Technical Analysis Measuring Stock Market Sentiment With Extreme Indicators

Technical indicators, especially those specifying a particular performance level between two extreme values, help investors identify and measure market trends.

Identifying Extremes
A recurring theme in the analysis of stock price performance is the concept of exhaustion, which applies to advances as well as declines. A period of exhaustion exists when the price of an asset moves in one direction as far as the market will allow. At that point, the number of interested buyers diminishes, and the sellers direct the price movement, or vice versa. Exhaustion indicates a trend reversal. Exhaustion gaps appear on stock price charts, indicating a stock’s final attempt to reach a new high with an abrupt move on high trading volume. They signal price reversals because traders frequently assume that the abrupt advance resulted from excessive enthusiasm.

Put/Call Ratio
A widely used market sentiment indicator is the put-call ratio of trading volume for put options, compared to the volume for call options. The put-call ratio is calculated by dividing the put volume by the call volume. When the ratio is extreme in one direction, it implies that the market is signaling an extreme sentiment.

Moving Averages
Moving averages help identify the price of a stock over a specified period. Because price action can become erratic, moving averages clarify the asset’s market value during that timeframe. Moving averages can identify support and resistance levels because other market participants view them as such. One way to measure extreme sentiment from moving averages is by seeing how far the price is from moving averages. Traders measure this by looking at the standard deviation.

MACD
The moving average convergence divergence (MACD) is the difference between the 26-day EMA and the 12-day EMA. The 26-day EMA is subtracted from the 12-day EMA. When a stock price advances, the 12-day EMA is above the 26-day EMA. The nine-day EMA of the MACD is the signal line. A buy signal occurs when the MACD crosses above the signal line, and a sell signal occurs when the MACD crosses below it. When the MACD is a significant distance above the signal line, many investors interpret that as an extra time cushion before the arrival of a sell signal. However, when the 12-day EMA makes a dramatic rise above the 26-day EMA, it is a signal that the stock is overbought and may soon experience a price drop. This situation is another example of how the exhaustion principle can indicate a trend reversal.

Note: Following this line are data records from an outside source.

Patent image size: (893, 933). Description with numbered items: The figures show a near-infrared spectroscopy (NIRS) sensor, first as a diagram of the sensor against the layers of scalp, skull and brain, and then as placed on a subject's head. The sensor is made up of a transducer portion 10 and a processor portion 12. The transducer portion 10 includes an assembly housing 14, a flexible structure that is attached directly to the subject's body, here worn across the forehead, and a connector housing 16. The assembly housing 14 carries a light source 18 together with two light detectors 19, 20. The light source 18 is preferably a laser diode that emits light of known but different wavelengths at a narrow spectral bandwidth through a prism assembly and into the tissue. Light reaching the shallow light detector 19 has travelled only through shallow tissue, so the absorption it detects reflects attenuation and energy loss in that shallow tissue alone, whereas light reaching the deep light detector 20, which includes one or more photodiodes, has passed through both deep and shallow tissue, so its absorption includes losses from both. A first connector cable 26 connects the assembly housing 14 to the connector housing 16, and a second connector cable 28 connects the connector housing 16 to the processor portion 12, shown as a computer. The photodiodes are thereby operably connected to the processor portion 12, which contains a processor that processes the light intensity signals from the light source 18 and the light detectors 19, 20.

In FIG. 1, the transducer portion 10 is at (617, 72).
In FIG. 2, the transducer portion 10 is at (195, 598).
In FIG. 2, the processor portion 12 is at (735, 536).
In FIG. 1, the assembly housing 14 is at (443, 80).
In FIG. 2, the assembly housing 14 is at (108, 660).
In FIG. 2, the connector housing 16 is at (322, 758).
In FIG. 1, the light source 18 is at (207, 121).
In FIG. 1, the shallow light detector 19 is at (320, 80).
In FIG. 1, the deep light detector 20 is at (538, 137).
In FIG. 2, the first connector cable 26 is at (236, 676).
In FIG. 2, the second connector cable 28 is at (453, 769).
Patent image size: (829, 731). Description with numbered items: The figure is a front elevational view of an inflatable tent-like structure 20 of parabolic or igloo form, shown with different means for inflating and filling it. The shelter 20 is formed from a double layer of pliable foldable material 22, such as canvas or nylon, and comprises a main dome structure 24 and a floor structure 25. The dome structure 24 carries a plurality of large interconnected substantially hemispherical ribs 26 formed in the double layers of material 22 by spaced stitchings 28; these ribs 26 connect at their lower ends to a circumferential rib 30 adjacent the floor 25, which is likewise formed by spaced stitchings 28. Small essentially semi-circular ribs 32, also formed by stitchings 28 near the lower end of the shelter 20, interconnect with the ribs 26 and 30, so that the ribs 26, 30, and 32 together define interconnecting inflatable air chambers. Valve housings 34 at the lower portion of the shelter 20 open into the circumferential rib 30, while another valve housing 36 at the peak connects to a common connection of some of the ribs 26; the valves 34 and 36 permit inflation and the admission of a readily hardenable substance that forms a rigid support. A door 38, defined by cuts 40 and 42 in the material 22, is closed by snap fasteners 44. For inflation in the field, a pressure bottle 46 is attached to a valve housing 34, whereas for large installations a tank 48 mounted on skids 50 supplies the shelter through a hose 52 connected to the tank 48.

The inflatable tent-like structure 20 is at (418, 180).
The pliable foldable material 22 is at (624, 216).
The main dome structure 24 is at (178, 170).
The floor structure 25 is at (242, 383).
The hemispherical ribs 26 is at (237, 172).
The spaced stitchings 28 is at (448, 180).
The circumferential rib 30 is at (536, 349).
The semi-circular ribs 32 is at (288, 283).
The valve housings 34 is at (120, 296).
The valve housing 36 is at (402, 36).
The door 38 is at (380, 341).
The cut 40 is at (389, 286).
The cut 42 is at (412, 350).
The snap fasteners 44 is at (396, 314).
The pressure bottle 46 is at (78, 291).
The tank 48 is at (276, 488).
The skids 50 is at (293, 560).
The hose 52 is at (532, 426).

Divergence can provide another trend reversal signal. When the stock’s price moves in the opposite direction of the MACD or any other technical indicator, it can signal a reversal of the current trend. Positive divergence describes situations in which a stock’s price reaches a new low as the indicator begins to climb. Negative divergence occurs when the stock’s price hits a new high as the indicator begins to decline. However, MACD divergence can provide false signals. Although MACD divergence indicates declining momentum relative to prior price swings, lost momentum does not necessarily indicate a price reversal.

RSI
The relative strength index (RSI) is a momentum indicator that compares the number of recent days when a stock closed at a higher price than the previous session, compared to the number of recent days when the stock price declined. An RSI above 70 indicates that the stock is overbought, and an RSI below 30 indicates an oversold stock. For example, during the period from May 5, 2017 through May 16, 2017, Apple Inc. (AAPL) was overbought because its RSI was above 70 throughout that entire period.